The PAI-1 4G/4G polymorphism has been associated with an elevated risk of certain venous thromboembolic disorders. Sartori et al[32] found an association between the 4G/4G genotype and a greater risk of thrombosis in patients with symptomatic thrombophilia (odds ratio [OR], 2.85; 95% confidence interval [CI], 1.26–6.46) and in patients with idiopathic DVT (3.1; 1.26–7.59). Balta et al[33] found an association between the 4G/4G and the 4G/5G genotypes with an increased risk of internal organ thrombosis, especially portal-vein thrombosis. Seguí et al[34] studied 190 genetically unrelated patients with DVT and 152 healthy control individuals and found no significant difference in allele frequencies between the groups. The authors reported that in the DVT group, PAI-1 antigen levels were influenced by the 4G allele dosage, triglyceride levels, and BMI. The 4G/4G genotype has also been associated with pregnancy complications due to placental insufficiency[35,36] and with myocardial infarction.[37,38] In all of the aforementioned studies, the PAI-1 4G/4G genotype was associated with elevated PAI-1 activity and/or antigen levels.

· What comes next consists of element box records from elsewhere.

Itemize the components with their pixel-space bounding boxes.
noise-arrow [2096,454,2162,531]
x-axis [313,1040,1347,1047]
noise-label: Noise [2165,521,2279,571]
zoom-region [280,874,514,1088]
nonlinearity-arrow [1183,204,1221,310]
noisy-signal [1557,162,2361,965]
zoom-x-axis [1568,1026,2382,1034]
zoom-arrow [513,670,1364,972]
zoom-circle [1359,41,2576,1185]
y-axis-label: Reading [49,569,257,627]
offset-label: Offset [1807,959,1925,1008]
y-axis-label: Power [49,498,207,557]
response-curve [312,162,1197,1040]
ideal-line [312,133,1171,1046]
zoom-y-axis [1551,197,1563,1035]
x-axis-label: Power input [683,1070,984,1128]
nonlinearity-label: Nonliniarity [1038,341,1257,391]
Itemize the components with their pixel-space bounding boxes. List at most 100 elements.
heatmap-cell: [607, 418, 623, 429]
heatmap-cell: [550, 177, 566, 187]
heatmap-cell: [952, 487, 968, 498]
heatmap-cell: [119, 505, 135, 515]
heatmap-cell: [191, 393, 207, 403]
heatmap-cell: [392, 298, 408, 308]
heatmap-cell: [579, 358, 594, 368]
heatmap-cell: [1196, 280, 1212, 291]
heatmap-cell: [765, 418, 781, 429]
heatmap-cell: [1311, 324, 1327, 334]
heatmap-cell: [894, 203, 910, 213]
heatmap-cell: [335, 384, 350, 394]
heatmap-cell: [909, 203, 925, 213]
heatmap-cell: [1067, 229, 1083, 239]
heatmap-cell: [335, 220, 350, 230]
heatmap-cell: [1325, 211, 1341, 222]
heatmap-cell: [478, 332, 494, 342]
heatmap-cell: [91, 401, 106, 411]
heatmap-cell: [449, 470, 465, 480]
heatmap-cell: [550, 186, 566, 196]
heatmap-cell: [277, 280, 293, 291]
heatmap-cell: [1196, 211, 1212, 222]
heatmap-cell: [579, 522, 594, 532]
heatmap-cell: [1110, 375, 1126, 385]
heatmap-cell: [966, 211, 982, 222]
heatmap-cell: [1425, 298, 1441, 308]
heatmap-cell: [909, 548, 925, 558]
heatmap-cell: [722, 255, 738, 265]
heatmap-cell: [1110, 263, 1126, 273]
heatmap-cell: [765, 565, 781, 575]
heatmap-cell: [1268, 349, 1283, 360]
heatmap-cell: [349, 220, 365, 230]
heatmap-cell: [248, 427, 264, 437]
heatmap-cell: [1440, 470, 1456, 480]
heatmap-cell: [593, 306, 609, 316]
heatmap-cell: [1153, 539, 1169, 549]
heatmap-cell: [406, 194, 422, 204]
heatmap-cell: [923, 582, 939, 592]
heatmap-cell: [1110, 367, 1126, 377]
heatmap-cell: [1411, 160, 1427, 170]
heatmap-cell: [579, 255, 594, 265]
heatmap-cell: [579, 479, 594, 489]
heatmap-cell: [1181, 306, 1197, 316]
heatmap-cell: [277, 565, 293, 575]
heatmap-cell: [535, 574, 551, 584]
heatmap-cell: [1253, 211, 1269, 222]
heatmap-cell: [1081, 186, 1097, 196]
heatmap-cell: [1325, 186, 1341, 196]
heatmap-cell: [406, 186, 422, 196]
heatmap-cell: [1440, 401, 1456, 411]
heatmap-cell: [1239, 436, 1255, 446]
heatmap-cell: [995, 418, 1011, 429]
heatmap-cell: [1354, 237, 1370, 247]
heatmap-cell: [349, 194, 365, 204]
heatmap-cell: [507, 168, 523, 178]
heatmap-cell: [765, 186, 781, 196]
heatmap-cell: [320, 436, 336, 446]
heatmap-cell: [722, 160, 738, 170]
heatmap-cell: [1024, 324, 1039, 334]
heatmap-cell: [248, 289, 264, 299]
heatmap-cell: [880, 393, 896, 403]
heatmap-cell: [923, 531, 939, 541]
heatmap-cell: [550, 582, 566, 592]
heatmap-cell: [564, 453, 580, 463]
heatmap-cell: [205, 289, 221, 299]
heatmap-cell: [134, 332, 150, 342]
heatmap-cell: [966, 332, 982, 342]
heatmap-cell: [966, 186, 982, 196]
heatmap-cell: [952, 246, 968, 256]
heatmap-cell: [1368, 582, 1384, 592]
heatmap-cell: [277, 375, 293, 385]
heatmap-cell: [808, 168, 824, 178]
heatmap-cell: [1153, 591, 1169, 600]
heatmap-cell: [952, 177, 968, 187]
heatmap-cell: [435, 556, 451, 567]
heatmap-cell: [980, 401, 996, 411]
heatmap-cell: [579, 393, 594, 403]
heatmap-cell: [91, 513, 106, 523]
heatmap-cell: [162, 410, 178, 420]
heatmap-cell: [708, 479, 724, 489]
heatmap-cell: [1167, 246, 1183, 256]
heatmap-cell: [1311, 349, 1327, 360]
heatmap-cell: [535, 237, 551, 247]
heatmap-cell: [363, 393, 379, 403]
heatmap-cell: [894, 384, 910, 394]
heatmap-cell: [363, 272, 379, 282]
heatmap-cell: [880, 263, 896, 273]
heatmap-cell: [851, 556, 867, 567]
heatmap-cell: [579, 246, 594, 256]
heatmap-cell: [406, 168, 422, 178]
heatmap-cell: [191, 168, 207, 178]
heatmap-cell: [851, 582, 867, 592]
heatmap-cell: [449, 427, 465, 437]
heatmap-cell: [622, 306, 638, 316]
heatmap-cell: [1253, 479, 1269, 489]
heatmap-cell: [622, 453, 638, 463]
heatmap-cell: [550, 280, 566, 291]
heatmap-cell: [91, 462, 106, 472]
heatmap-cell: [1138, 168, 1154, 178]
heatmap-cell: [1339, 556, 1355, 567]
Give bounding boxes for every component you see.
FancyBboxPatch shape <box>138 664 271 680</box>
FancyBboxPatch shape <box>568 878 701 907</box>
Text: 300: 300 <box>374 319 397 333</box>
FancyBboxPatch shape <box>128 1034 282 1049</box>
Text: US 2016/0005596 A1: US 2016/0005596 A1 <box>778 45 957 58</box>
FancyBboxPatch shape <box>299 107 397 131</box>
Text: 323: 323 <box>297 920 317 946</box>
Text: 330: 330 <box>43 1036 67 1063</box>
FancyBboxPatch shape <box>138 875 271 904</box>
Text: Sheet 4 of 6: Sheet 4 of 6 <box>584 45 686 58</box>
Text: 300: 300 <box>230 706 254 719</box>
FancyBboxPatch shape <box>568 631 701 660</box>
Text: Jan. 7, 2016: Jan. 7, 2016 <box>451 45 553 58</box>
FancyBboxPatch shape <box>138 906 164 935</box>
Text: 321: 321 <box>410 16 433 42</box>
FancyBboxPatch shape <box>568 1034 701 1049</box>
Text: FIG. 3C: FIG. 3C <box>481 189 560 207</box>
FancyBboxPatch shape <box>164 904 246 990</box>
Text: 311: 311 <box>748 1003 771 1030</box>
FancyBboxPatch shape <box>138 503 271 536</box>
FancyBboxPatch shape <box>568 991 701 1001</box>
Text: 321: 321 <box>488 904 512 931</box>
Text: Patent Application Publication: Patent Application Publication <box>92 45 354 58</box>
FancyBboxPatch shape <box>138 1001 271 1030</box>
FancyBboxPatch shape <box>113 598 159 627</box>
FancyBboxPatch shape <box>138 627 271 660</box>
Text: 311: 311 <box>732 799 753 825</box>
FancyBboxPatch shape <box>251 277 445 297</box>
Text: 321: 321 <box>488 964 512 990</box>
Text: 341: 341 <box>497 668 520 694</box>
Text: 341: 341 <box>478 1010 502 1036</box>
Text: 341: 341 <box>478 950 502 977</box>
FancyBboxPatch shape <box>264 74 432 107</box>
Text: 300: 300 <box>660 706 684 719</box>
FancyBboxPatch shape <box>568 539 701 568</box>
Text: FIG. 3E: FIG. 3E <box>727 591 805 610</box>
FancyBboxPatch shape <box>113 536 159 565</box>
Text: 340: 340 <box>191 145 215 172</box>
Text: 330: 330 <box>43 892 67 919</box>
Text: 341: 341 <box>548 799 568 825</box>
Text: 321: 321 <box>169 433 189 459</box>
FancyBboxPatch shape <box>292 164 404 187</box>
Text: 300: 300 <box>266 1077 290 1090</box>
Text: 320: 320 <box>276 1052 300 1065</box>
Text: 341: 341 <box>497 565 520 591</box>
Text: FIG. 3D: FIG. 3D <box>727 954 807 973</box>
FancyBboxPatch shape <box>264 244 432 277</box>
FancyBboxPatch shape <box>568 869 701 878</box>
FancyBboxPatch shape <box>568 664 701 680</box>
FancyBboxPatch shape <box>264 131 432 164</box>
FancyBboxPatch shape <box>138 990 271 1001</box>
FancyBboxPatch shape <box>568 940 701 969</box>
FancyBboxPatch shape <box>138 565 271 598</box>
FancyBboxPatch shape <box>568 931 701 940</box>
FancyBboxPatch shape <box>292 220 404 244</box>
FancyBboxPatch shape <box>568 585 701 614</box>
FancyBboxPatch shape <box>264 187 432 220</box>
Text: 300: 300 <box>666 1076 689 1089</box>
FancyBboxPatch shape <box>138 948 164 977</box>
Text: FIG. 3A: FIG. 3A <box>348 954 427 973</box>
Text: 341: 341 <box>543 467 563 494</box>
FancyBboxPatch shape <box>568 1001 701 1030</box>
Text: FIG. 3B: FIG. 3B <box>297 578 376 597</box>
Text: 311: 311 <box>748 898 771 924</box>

The evidence for the association between PAI-1 4G/5G genotype and cerebral sinus thrombosis is conflicting. Although several case reports have highlighted a possible relationship between the 4G allele and cerebral sinus thrombosis,[39–41] case-control studies to date have failed to find a significant independent relationship.[33,42] One study that examined PAI-1 4G/5G genotypes in carriers of the Factor V Leiden (FVL) mutation found that the concurrence of FVL and homozygosity for the 4G allele lead to an increased risk for cerebral sinus thrombosis. This finding supports the assumption that in carriers of the FVL mutation, a further prothrombotic factor may be necessary for the development of a manifest thrombotic event.[43]